Full steam ahead
Tuesday, 12th April, 2011
By Andrew Robertson
The largest of Toho Zinc's earthquake-damaged zinc smelters could be operational again as early as next month, according to CBH Resources, which is ramping up development at the Rasp Mine.
CBH's operations manager Visko Sulicich said yesterday Toho, the Japanese company that acquired CBH last year, was currently working to repair its smelters.
The smelters, including the company's main zinc smelter, were damaged by the 9-magnitude quake that struck off the northeast coast of the country last month.
Soon after the disaster, Mr Sulicich said Toho had reassured CBH that development of the Rasp Mine, which will supply material to the parent company's smelters, would proceed as normal.
"In a month or two they will be in a position to re-start the (main) smelter," Mr Sulicich said yesterday.
While there was never a "good time" for a disaster, Mr Sulicich conceded it was somewhat fortuitous for both companies that Rasp was still 12 months from production.
Meanwhile, work on the city's newest mine was set to "take off" from this week, Mr Sulicich said, referring to construction of the $70 million processing plant and other major infrastructure works.
West Australian-based company GR Engineering Services (GRES) won the contract to build the plant.
"The earth works really kick off in a big way this week; that's the start of all the construction works," he said.
"You'll see some big equipment happening down at the north end of the site as of today.
"There's more and more people coming on board (and) there's a number of local contractors that have been sub-contracted by GRES to come on board and do some of that work."
In parallel to that work the company has some major infrastructure projects to complete, including bringing in a power line from Kanandah road and constructing a rail siding down the north end of the site.
Then there are roads and all of the storm management works.
"We've got to contain all the water on site so there's a heap of drains and things that have to be built," Mr Sulicich said.
"There's probably a million and half dollars that we have in our budget to do all these works."
In a change from the original plan, tailings, the waste material left over after processing, will now go into one of the open cut pits on the lease.
"Instead of building a tailings facility (adjacent to Eyre Street) we're going into Blackwoods Pit with a tailings facility," Mr Sulicich said.
The company has also ordered a new changehouse for the around 180 operators and personnel who will work on site.
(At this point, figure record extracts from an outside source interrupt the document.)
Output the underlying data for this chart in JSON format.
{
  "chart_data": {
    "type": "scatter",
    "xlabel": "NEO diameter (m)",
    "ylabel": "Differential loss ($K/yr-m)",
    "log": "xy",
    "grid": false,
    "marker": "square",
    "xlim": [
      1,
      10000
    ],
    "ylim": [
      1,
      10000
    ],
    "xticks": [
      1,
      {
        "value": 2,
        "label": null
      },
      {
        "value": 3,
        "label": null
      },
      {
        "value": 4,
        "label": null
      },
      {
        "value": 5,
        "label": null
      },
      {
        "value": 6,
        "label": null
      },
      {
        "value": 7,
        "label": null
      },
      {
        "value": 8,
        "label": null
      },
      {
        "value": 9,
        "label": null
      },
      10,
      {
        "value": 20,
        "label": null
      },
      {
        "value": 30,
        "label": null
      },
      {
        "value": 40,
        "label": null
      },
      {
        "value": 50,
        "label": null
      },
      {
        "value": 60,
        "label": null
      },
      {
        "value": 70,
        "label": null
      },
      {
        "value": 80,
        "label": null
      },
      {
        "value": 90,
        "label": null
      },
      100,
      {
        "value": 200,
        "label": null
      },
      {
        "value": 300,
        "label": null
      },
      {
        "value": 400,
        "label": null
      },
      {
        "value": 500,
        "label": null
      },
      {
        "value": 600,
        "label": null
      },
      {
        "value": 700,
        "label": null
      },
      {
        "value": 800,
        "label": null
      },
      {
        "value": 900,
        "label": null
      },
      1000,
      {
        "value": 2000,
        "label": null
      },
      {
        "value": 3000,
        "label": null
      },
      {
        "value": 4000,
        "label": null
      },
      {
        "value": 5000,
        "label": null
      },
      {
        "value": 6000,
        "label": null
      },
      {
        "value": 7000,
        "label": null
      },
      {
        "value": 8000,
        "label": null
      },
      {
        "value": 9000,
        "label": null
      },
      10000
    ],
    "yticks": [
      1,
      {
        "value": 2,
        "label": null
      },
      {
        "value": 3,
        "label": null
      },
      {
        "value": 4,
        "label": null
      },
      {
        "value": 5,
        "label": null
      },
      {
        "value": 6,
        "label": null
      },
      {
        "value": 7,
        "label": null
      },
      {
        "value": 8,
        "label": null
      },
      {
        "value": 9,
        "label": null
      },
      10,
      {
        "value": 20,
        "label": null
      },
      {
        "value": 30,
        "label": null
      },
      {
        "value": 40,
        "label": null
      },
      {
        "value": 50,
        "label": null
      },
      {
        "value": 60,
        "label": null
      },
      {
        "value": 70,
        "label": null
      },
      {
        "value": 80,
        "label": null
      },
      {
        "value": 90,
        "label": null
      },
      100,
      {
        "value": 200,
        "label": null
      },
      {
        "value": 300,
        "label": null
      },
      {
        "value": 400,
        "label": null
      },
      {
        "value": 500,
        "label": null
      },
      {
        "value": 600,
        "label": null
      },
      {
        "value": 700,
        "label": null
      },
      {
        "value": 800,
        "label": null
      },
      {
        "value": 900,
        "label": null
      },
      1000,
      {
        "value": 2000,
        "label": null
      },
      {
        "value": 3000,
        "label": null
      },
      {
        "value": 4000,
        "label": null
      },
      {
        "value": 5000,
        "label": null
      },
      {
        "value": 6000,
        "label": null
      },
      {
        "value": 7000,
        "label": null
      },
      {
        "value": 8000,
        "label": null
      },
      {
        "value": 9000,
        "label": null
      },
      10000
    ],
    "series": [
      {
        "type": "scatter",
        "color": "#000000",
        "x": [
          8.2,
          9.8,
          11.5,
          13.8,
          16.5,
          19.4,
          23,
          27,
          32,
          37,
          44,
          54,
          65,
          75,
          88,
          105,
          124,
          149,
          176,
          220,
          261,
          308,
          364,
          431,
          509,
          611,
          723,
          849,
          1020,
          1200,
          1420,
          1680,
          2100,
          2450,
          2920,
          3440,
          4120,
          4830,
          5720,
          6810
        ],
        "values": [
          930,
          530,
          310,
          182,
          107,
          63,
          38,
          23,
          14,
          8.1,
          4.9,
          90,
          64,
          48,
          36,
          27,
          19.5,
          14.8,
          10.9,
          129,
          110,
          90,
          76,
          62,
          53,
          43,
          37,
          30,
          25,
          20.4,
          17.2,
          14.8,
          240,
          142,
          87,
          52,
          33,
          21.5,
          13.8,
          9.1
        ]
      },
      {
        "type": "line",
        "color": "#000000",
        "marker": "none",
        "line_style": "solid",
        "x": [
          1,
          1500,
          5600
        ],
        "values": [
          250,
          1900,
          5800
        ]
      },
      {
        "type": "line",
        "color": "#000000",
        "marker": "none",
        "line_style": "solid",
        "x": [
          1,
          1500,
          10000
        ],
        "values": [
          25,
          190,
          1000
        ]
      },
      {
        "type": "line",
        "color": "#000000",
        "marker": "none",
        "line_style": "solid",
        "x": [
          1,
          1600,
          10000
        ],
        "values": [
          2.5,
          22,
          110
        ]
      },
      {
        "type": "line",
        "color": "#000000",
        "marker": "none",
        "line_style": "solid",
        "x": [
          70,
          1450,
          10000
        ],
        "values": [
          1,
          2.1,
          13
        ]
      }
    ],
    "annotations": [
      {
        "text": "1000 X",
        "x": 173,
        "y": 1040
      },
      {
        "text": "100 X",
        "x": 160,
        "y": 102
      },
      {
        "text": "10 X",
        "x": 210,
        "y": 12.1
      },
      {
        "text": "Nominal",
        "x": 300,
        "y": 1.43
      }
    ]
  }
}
It should be in place by the end of the month.
By then CBH hopes have the underground side of the project up and running.
"By the end of this month we should in a position where we've got all our equipment here, and we've got to get our underground workforce together which we haven't done yet," he said.
"We've got a lead time of about 10 months before the plant's ready to go (and) we have to have the ore in place to feed the plant.
"So from May you'll start to see the underground works take off."
Mr Sulicich said a host of big-ticket machinery, including 50 tonne dump trucks, face jumbos, loaders and production drills had been ordered.
The company will initially target the Western Mineralisation and some remnant pillars before heading deeper underground.
But even before mining can begin there is about six kilometres of underground development work that needs to be done.
Initial production is scheduled to begin once the processing plant is finished in April with full-scale production by July.
"We're talking about a practical completion about the middle of April next year, but before that we've got dry commissioning and wet commissioning and that's expected to start in about January," Mr Sulicich said.
"So it's a pretty aggressive construction phase."
He said CBH had been happy with the response from local contractors.
"We've had many people come up and say we'd like to get involved in this so ... the response from local contractors has been very encouraging."